Location: Forage-animal Production ResearchTitle: Constriction of bovine vasculature by endophyte-infected tall fescue seed extract is similar to pure ergovaline) Author
Submitted to: Journal of Animal Science
Publication Type: Peer Reviewed Journal
Publication Acceptance Date: 11/24/2011
Publication Date: 1/15/2012
Citation: Foote, A.P., Harmon, D.L., Brown, K.R., Strickland, J.R., Mcleod, K.R., Bush, L.P., Klotz, J.L. 2012. Constriction of bovine vasculature by endophyte-infected tall fescue seed extract is similar to pure ergovaline. Journal of Animal Science. 90:1603-1609. Interpretive Summary: A formidable challenge for animal research in the problem area of fescue toxicosis is that the desired ergot alkaloids are unavailable in the required quantities. Using tall fescue seed provides an alternative to chemical pure alkaloid treatments, but alkaloid concentrations in seed are not constant from lot to lot or year to year. A tall fescue seed extract was generated to provide a large scale and consistent source of desired ergot alkaloids for animal studies pertaining to fescue toxicosis. Preliminary experiments demonstrated that an extract of endophyte-infected tall fescue seed (E+EXT) diluted based on ergovaline concentration induces a greater contractile response in ruminal artery and vein preparations in vitro than pure ergovaline. Findings from this experiment led to the development of a hypothesis that the presence of ergot alkaloids other than ergovaline in the extract are responsible for the increased contractile response. The objective of the current experiment was to determine if the greater contractility produced by the extract is attributed to the presence of the other ergot alkaloids. This was accomplished by using the bovine lateral saphenous vein, right ruminal artery, and right ruminal vein bioassays, representing peripheral and core vasculature, to compare an endophyte-free tall fescue seed extract (E-EXT), E+EXT, ergovaline alone, and a mixture of commercially available ergot alkaloids (ALK) made to mimic the E+EXT alkaloid concentrations. Data from these experiments indicate that an extract of endophyte-infected tall fescue seed is capable of inducing a contractile response similar to a mixture of ergot alkaloids and ergovaline alone. Results support ergovaline as being primarily responsible for vasoconstriction, especially in the peripheral vasculature.

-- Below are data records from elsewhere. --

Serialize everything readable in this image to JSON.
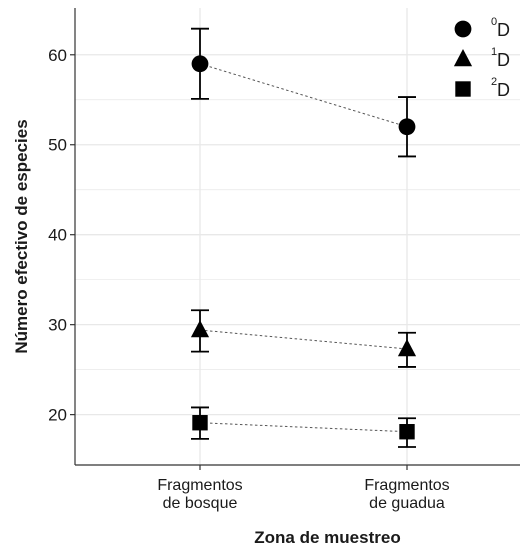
{
  "chart_data": {
    "type": "scatter",
    "xlabel": "Zona de muestreo",
    "ylabel": "Número efectivo de especies",
    "categories": [
      [
        "Fragmentos",
        "de bosque"
      ],
      [
        "Fragmentos",
        "de guadua"
      ]
    ],
    "ylim": [
      14.4,
      65.2
    ],
    "yticks": [
      20,
      30,
      40,
      50,
      60
    ],
    "grid": true,
    "legend_position": "top-right",
    "series": [
      {
        "name": "D",
        "superscript": "0",
        "marker": "circle",
        "values": [
          59.0,
          52.0
        ],
        "lower": [
          55.1,
          48.7
        ],
        "upper": [
          62.9,
          55.3
        ]
      },
      {
        "name": "D",
        "superscript": "1",
        "marker": "triangle",
        "values": [
          29.4,
          27.3
        ],
        "lower": [
          27.0,
          25.3
        ],
        "upper": [
          31.6,
          29.1
        ]
      },
      {
        "name": "D",
        "superscript": "2",
        "marker": "square",
        "values": [
          19.1,
          18.1
        ],
        "lower": [
          17.3,
          16.4
        ],
        "upper": [
          20.8,
          19.6
        ]
      }
    ],
    "colors": {
      "marker": "#000000",
      "grid": "#e8e8e8",
      "axis": "#333333",
      "connector": "#555555"
    }
  }
}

Technical Abstract: Ergovaline has been extensively used to study vasoactive effects of endophyte- (Neotyphodium coenophialum) infected tall fescue (Lolium arundinaceum). However, preliminary in vitro tests indicated that an extract of toxic tall fescue seed (E+EXT) is more potent than ergovaline alone in a right ruminal artery and vein bioassay. This led to a hypothesis that other compounds in the seed extract contribute to vasoconstriction. Thus, experiments were conducted to determine if vasoactivity of an E+EXT is different than a mixture of ergot alkaloids (ALK; ergovaline, ergotamine, ergocristine, ergocryptine, ergocornine, ergonovine, and lysergic acid) of equal concentrations and to determine if an endophyte-free tall fescue seed extract (E-EXT) is vasoactive. Segments of lateral saphenous vein and right ruminal artery and vein were collected from Holstein steers (n = 6) shortly after slaughter. Vessels were cleaned of excess connective tissue and fat and sliced into segments that were suspended in a multi-myograph chamber with 5 mL of continually oxygenated Krebs-Henseleit buffer, equilibrated for 90 min, and exposed to a reference compound (120 mM KCl for ruminal vessels and 0.1 mM norepinephrine for saphenous vein). Increasing concentrations of each treatment (E+EXT, E-EXT, ALK, and ergovaline) were added to the respective chamber every 15 min following buffer replacement. Data were normalized as a % of maximal contractile response of the reference compound and fit to a sigmoidal concentration response curve. Ergovaline, ALK, and E+EXT induced similar responses in the saphenous vein, ruminal artery, and ruminal vein. The E+EXT displayed a smaller EC50 in the saphenous vein and ruminal vein (P < 0.008) but not ruminal artery (P = 0.31). Extrapolated Emax was greatest in the saphenous vein for ergovaline, lowest for E+EXT, and intermediate for ALK (P < 0.0001). E-EXT did not induce a contractile response in any vessel tested (P > 0.1). Data from this study indicate that ergovaline is responsible for the locally induced vasoconstriction of bovine vasculature.